Passengers line up to depart from Sharm el-Sheikh Airport hours after a Russian aircraft carrying 224 people, including 17 children, crashed about 20 minutes after taking off from Sharm el-Sheikh, a Red Sea resort popular with Russian tourists, in south Sinai, Egypt, Saturday, Oct. 31, 2015 (AP)
Up to 20,000 British tourists are awaiting flights back home following the UK’s “precautionary” decision to suspend all flights by UK-based airlines over Egypt’s Sinai after fears that an explosive device was the likely cause of last weekend's crash of a Russian airliner over the peninsula.
In statements to BBC Radio 4’s Today programme, Foreign Secretary Phillip Hammond said on Thursday that the UK would do whatever it could, regardless of the cost, to bring the tourists back home.
“If we have to send in additional personnel, additional equipment, if we have to have unusual handling for returning those flights, we will do so, regardless of the cost, regardless of the delay, regardless of the inconvenience,” Hammond said.
The British Embassy spokesman in Egypt told Ahram Online that the UK is currently working with Egyptian authorities to agree on security protocol that will allow flights to return British passengers back home.
The spokesman also said that there are currently not many British tourists at the airport, but there are approximately 20,000 British nationals in Sharm El-Sheikh.
According to Hammond, there were two stages of the emergency operation: measures to get the 20,000 UK tourists home and longer-term arrangements to allow resumption of flights as normal.
According to British Sky News, 19 flights that were due to leave the UK for Sharm El-Sheikh on Thursday and would have brought tourists home have been cancelled.
The British foreign secretary said that return flights were not expected to resume until Friday at the earliest, estimating that it would take up to ten days, starting Friday, to bring the stranded tourists home.
'Days or weeks'
Hammond said that resuming UK flights to Sharm El-Sheikh, ‘could take days, could take weeks, it all depends on the experts.’
“Flights are currently suspended and will remain suspended until we are satisfied that flights can leave Sharm El-Sheikh with British nationals safely,” the British Embassy told Ahram Online.
A team of UK aviation experts reached the Egyptian resort on Wednesday ‘to make an assessment of the security arrangements in place at the airport and to identify whether any further action is required.’
An additional number of experts are expected in Egypt on Thursday to assist in the planned emergency operation.

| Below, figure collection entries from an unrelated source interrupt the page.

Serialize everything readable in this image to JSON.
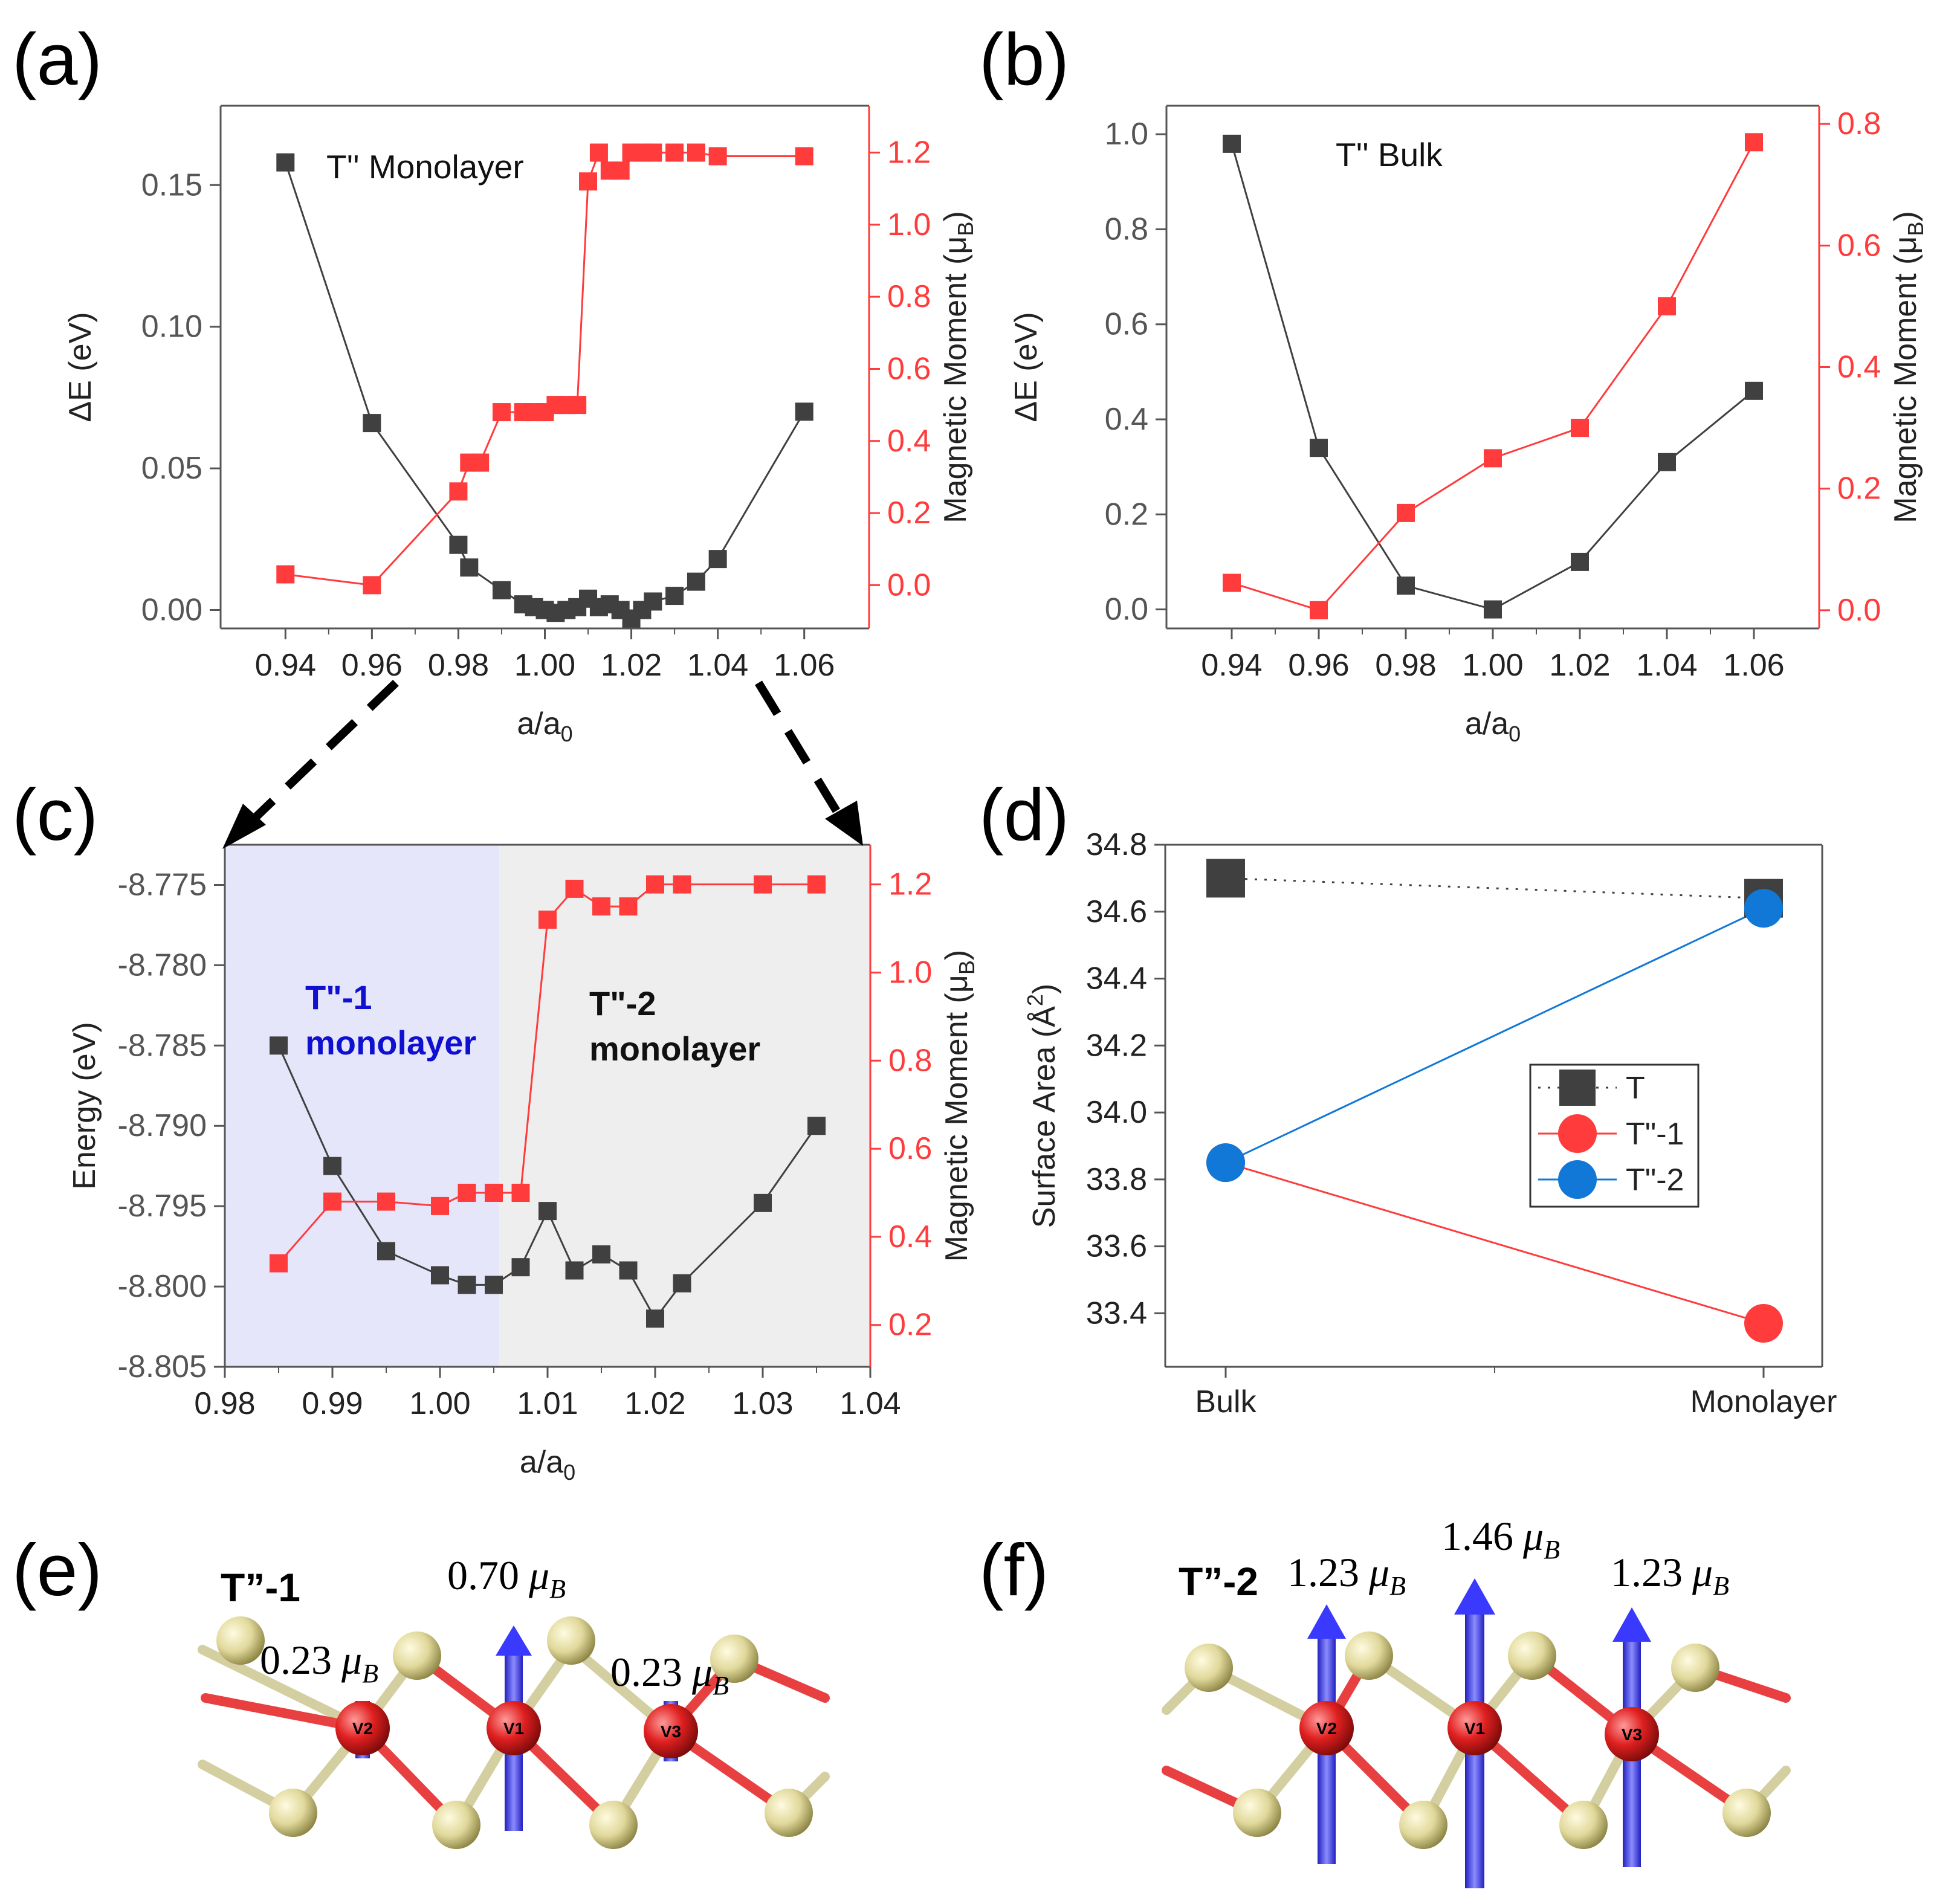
{
  "colors": {
    "black_series": "#404040",
    "red_series": "#ff3b3b",
    "blue_series": "#1178d8",
    "region1_bg": "#e6e6fb",
    "region2_bg": "#eeeeee",
    "arrow_blue": "#4a4aff",
    "atom_yellow": "#d8d08a",
    "atom_red": "#e02020"
  },
  "panel_labels": [
    "(a)",
    "(b)",
    "(c)",
    "(d)",
    "(e)",
    "(f)"
  ],
  "chart_data": [
    {
      "panel": "(a)",
      "type": "line",
      "annotation": "T'' Monolayer",
      "xlabel": "a/a",
      "xlabel_sub": "0",
      "ylabel": "ΔE (eV)",
      "y2label": "Magnetic Moment (μ",
      "y2label_sub": "B",
      "y2label_close": ")",
      "xlim": [
        0.925,
        1.075
      ],
      "ylim": [
        -0.0065,
        0.178
      ],
      "y2lim": [
        -0.12,
        1.33
      ],
      "xticks": [
        0.94,
        0.96,
        0.98,
        1.0,
        1.02,
        1.04,
        1.06
      ],
      "xtick_labels": [
        "0.94",
        "0.96",
        "0.98",
        "1.00",
        "1.02",
        "1.04",
        "1.06"
      ],
      "yticks": [
        0.0,
        0.05,
        0.1,
        0.15
      ],
      "ytick_labels": [
        "0.00",
        "0.05",
        "0.10",
        "0.15"
      ],
      "y2ticks": [
        0.0,
        0.2,
        0.4,
        0.6,
        0.8,
        1.0,
        1.2
      ],
      "y2tick_labels": [
        "0.0",
        "0.2",
        "0.4",
        "0.6",
        "0.8",
        "1.0",
        "1.2"
      ],
      "series": [
        {
          "name": "ΔE",
          "axis": "left",
          "color": "#404040",
          "x": [
            0.94,
            0.96,
            0.98,
            0.9825,
            0.99,
            0.995,
            0.9975,
            1.0,
            1.0025,
            1.005,
            1.0075,
            1.01,
            1.0125,
            1.015,
            1.0175,
            1.02,
            1.0225,
            1.025,
            1.03,
            1.035,
            1.04,
            1.06
          ],
          "y": [
            0.158,
            0.066,
            0.023,
            0.015,
            0.007,
            0.002,
            0.001,
            0.0,
            -0.001,
            0.0,
            0.001,
            0.004,
            0.001,
            0.002,
            0.0,
            -0.003,
            0.0,
            0.003,
            0.005,
            0.01,
            0.018,
            0.07
          ]
        },
        {
          "name": "Magnetic Moment",
          "axis": "right",
          "color": "#ff3b3b",
          "x": [
            0.94,
            0.96,
            0.98,
            0.9825,
            0.985,
            0.99,
            0.995,
            0.9975,
            1.0,
            1.0025,
            1.005,
            1.0075,
            1.01,
            1.0125,
            1.015,
            1.0175,
            1.02,
            1.0225,
            1.025,
            1.03,
            1.035,
            1.04,
            1.06
          ],
          "y": [
            0.03,
            0.0,
            0.26,
            0.34,
            0.34,
            0.48,
            0.48,
            0.48,
            0.48,
            0.5,
            0.5,
            0.5,
            1.12,
            1.2,
            1.15,
            1.15,
            1.2,
            1.2,
            1.2,
            1.2,
            1.2,
            1.19,
            1.19
          ]
        }
      ]
    },
    {
      "panel": "(b)",
      "type": "line",
      "annotation": "T'' Bulk",
      "xlabel": "a/a",
      "xlabel_sub": "0",
      "ylabel": "ΔE (eV)",
      "y2label": "Magnetic Moment (μ",
      "y2label_sub": "B",
      "y2label_close": ")",
      "xlim": [
        0.925,
        1.075
      ],
      "ylim": [
        -0.04,
        1.06
      ],
      "y2lim": [
        -0.03,
        0.83
      ],
      "xticks": [
        0.94,
        0.96,
        0.98,
        1.0,
        1.02,
        1.04,
        1.06
      ],
      "xtick_labels": [
        "0.94",
        "0.96",
        "0.98",
        "1.00",
        "1.02",
        "1.04",
        "1.06"
      ],
      "yticks": [
        0.0,
        0.2,
        0.4,
        0.6,
        0.8,
        1.0
      ],
      "ytick_labels": [
        "0.0",
        "0.2",
        "0.4",
        "0.6",
        "0.8",
        "1.0"
      ],
      "y2ticks": [
        0.0,
        0.2,
        0.4,
        0.6,
        0.8
      ],
      "y2tick_labels": [
        "0.0",
        "0.2",
        "0.4",
        "0.6",
        "0.8"
      ],
      "series": [
        {
          "name": "ΔE",
          "axis": "left",
          "color": "#404040",
          "x": [
            0.94,
            0.96,
            0.98,
            1.0,
            1.02,
            1.04,
            1.06
          ],
          "y": [
            0.98,
            0.34,
            0.05,
            0.0,
            0.1,
            0.31,
            0.46
          ]
        },
        {
          "name": "Magnetic Moment",
          "axis": "right",
          "color": "#ff3b3b",
          "x": [
            0.94,
            0.96,
            0.98,
            1.0,
            1.02,
            1.04,
            1.06
          ],
          "y": [
            0.045,
            0.0,
            0.16,
            0.25,
            0.3,
            0.5,
            0.77
          ]
        }
      ]
    },
    {
      "panel": "(c)",
      "type": "line",
      "xlabel": "a/a",
      "xlabel_sub": "0",
      "ylabel": "Energy (eV)",
      "y2label": "Magnetic Moment (μ",
      "y2label_sub": "B",
      "y2label_close": ")",
      "region1_label": [
        "T\"-1",
        "monolayer"
      ],
      "region2_label": [
        "T\"-2",
        "monolayer"
      ],
      "region_split": 1.0055,
      "xlim": [
        0.98,
        1.04
      ],
      "ylim": [
        -8.805,
        -8.7725
      ],
      "y2lim": [
        0.105,
        1.29
      ],
      "xticks": [
        0.98,
        0.99,
        1.0,
        1.01,
        1.02,
        1.03,
        1.04
      ],
      "xtick_labels": [
        "0.98",
        "0.99",
        "1.00",
        "1.01",
        "1.02",
        "1.03",
        "1.04"
      ],
      "yticks": [
        -8.775,
        -8.78,
        -8.785,
        -8.79,
        -8.795,
        -8.8,
        -8.805
      ],
      "ytick_labels": [
        "-8.775",
        "-8.780",
        "-8.785",
        "-8.790",
        "-8.795",
        "-8.800",
        "-8.805"
      ],
      "y2ticks": [
        0.2,
        0.4,
        0.6,
        0.8,
        1.0,
        1.2
      ],
      "y2tick_labels": [
        "0.2",
        "0.4",
        "0.6",
        "0.8",
        "1.0",
        "1.2"
      ],
      "series": [
        {
          "name": "Energy",
          "axis": "left",
          "color": "#404040",
          "x": [
            0.985,
            0.99,
            0.995,
            1.0,
            1.0025,
            1.005,
            1.0075,
            1.01,
            1.0125,
            1.015,
            1.0175,
            1.02,
            1.0225,
            1.03,
            1.035
          ],
          "y": [
            -8.785,
            -8.7925,
            -8.7978,
            -8.7993,
            -8.7999,
            -8.7999,
            -8.7988,
            -8.7953,
            -8.799,
            -8.798,
            -8.799,
            -8.802,
            -8.7998,
            -8.7948,
            -8.79
          ]
        },
        {
          "name": "Magnetic Moment",
          "axis": "right",
          "color": "#ff3b3b",
          "x": [
            0.985,
            0.99,
            0.995,
            1.0,
            1.0025,
            1.005,
            1.0075,
            1.01,
            1.0125,
            1.015,
            1.0175,
            1.02,
            1.0225,
            1.03,
            1.035
          ],
          "y": [
            0.34,
            0.48,
            0.48,
            0.47,
            0.5,
            0.5,
            0.5,
            1.12,
            1.19,
            1.15,
            1.15,
            1.2,
            1.2,
            1.2,
            1.2
          ]
        }
      ]
    },
    {
      "panel": "(d)",
      "type": "line",
      "xlabel": "",
      "ylabel": "Surface Area (Å",
      "ylabel_sup": "2",
      "ylabel_close": ")",
      "categories": [
        "Bulk",
        "Monolayer"
      ],
      "ylim": [
        33.24,
        34.8
      ],
      "yticks": [
        33.4,
        33.6,
        33.8,
        34.0,
        34.2,
        34.4,
        34.6,
        34.8
      ],
      "ytick_labels": [
        "33.4",
        "33.6",
        "33.8",
        "34.0",
        "34.2",
        "34.4",
        "34.6",
        "34.8"
      ],
      "legend": {
        "placement": "middle-right",
        "entries": [
          "T",
          "T\"-1",
          "T\"-2"
        ]
      },
      "series": [
        {
          "name": "T",
          "color": "#404040",
          "marker": "square",
          "line": "dotted",
          "values": [
            34.7,
            34.64
          ]
        },
        {
          "name": "T\"-1",
          "color": "#ff3b3b",
          "marker": "circle",
          "line": "solid",
          "values": [
            33.85,
            33.37
          ]
        },
        {
          "name": "T\"-2",
          "color": "#1178d8",
          "marker": "circle",
          "line": "solid",
          "values": [
            33.85,
            34.61
          ]
        }
      ]
    }
  ],
  "structures": {
    "e": {
      "title": "T”-1",
      "atoms": [
        "V2",
        "V1",
        "V3"
      ],
      "moments": [
        {
          "atom": "V2",
          "value": "0.23",
          "unit": "μ",
          "unit_sub": "B"
        },
        {
          "atom": "V1",
          "value": "0.70",
          "unit": "μ",
          "unit_sub": "B"
        },
        {
          "atom": "V3",
          "value": "0.23",
          "unit": "μ",
          "unit_sub": "B"
        }
      ],
      "moment_values": [
        0.23,
        0.7,
        0.23
      ]
    },
    "f": {
      "title": "T”-2",
      "atoms": [
        "V2",
        "V1",
        "V3"
      ],
      "moments": [
        {
          "atom": "V2",
          "value": "1.23",
          "unit": "μ",
          "unit_sub": "B"
        },
        {
          "atom": "V1",
          "value": "1.46",
          "unit": "μ",
          "unit_sub": "B"
        },
        {
          "atom": "V3",
          "value": "1.23",
          "unit": "μ",
          "unit_sub": "B"
        }
      ],
      "moment_values": [
        1.23,
        1.46,
        1.23
      ]
    }
  }
}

Travel group Thomas Cook issued a statement confirming that it has been advised by the Foreign and Commonwealth (FCO) to "advise against all but essential air travel to Sharm El-Sheikh airport with immediate effect."
"Thomas Cook has cancelled its flight and holiday programme to Sharm El-Sheikh up to and including Thursday 12 November 2015,” the statement read.
In an official statement on Thursday, Egypt’s foreign ministry spokesman Ahmed Abu-Zeid said the British suspension of flights was a decision taken ''unilaterally'', and without consultation with the Egyptians, despite high level contacts between the two concerned sides hours before the decision was made.
“Egypt responded to the UK's concerns by tightening Sharm's airport security as a proactive, routine measure, and not in relation to the cause of the crash,” Abu-Zeid said.
On Wednesday, Egypt criticised the UK’s decision to suspend flights over Sinai.
Egypt's Foreign Minister Sameh Shoukry said he was "somewhat surprised" by remarks from Britain Prime Minister David Cameron that an explosive device was the likely cause of the Russian airliner crash.
"This is a matter for the investigation to clarify and we should not prejudge or take any measures that might have implications," Shoukry told CNN.
Hammond defended the UK’s decision in several interviews, saying that the decision to suspend the flights was urged upon nature of intelligence that indicated that the accident was caused by a bomb.
"Some intelligence we can share, some we can’t. But we reached this decision on the basis of a review of all the information – intelligence is one part of it, but there’s open-source information, there’s contextual background information – and we’ve reached a conclusion,” Hammond said.
However, Egypt’s civil aviation minister Hossam Kamal refuted the claims, saying that there is currently no evidence that confirms such a claim in front of the investigating committee.
Kamal said that Egypt is keen on the accuracy and the safety of the investigations, guaranteeing that the facts are presented to the world to ensure the aviations’ security and safety in general.